Most of my reason to encode in MPEG-2 is for DVD authoring, and at that point, ffmpeg had a couple disadvantages compared to HCenc - lack of 3:2 pulldown support (I dunno if that's there now, but when I did the test it was necessary to follow up with DGPulldown; either that, or the build I was using was broken or outdated, but I don't think that was the case), and there was a strange issue with the start frame where it would look as if it was compressed with a much higher quantizer than the P and B frames that followed it, and therefore looked awful, even if the bitrate was set at 6000kbps.  Using settings intended for DVD compliancy, there was no way to fix it that I can remember.

HCenc, on the other hand, can produce streams with 3:2 pulldown without an added step (meaning I only need DGPulldown for 25->29.97 [25000/1000->30000/1001] or 24->29.97 [24000/1000->30000/1001] streams), and the frame quality was consistent - and HCenc is pretty specifically vetted for DVD compliancy in the first place.  There's also something of a chance I'd use it for doing MPEG-2 for Blu-ray, although if I was encoding for Blu-ray I'd probably be using H.264 99% of the time.

Redsandro:
Thanks, that's the kind of experiences I am looking for!

My main use is also for DVD. I pretty much use AVC for anything else.
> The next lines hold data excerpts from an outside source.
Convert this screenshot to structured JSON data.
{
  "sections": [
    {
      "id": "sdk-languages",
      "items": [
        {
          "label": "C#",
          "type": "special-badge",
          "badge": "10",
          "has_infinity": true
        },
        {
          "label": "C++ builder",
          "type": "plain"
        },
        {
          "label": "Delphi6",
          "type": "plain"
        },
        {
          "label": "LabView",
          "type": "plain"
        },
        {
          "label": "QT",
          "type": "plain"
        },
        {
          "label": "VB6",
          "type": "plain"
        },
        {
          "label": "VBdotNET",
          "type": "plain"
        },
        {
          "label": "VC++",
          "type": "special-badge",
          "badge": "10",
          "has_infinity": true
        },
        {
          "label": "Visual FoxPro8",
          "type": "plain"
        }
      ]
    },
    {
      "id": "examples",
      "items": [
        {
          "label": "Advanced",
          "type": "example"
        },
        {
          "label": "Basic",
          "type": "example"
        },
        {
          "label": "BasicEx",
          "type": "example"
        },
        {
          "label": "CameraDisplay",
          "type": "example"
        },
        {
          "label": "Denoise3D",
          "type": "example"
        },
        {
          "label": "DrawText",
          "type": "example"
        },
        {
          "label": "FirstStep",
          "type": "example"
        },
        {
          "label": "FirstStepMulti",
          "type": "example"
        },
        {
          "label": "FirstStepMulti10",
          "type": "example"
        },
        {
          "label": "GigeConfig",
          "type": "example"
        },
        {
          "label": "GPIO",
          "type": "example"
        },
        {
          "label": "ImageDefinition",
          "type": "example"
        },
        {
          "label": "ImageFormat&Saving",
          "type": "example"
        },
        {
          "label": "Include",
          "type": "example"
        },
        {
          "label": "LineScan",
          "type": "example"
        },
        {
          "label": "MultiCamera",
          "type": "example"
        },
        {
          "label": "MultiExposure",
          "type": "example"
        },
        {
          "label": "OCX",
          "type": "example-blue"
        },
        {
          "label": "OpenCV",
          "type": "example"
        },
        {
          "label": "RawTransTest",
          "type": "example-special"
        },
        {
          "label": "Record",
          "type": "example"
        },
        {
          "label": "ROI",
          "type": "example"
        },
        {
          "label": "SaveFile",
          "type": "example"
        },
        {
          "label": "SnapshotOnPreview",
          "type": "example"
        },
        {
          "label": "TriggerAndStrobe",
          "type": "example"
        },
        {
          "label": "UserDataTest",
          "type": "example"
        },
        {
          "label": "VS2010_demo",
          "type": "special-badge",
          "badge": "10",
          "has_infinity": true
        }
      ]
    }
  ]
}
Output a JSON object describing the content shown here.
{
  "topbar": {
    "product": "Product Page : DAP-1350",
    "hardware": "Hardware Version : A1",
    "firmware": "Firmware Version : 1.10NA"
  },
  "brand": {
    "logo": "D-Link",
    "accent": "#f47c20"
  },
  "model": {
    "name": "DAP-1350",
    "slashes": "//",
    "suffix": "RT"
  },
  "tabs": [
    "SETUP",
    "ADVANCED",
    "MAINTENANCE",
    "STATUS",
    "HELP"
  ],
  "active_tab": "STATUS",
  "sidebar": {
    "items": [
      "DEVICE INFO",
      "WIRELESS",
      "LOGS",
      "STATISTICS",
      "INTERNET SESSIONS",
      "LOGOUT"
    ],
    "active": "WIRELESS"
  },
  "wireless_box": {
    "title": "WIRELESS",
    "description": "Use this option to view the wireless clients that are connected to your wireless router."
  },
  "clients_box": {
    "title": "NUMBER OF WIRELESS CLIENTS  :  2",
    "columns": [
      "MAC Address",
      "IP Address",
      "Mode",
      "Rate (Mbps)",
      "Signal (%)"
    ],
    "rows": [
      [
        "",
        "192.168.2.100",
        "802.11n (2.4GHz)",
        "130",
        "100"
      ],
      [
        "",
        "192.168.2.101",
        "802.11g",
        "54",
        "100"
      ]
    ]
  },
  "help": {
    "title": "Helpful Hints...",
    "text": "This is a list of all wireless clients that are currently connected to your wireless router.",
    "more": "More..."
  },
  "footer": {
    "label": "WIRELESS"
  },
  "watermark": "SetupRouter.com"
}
A dvd-player is almost as common as a faucet these days so it's a good way to distribute presentations for the livingroom.

But it's clear that your experience is much worse than mine. I don't know for the pulldown because I do processing like that in AviSynth anyway, but the compression itself looks different but similar (as in no obvious blockiness and other artifacts).

I hope HCenc goes open source some time so anything good can be merged with libavcodec, but I don't think so.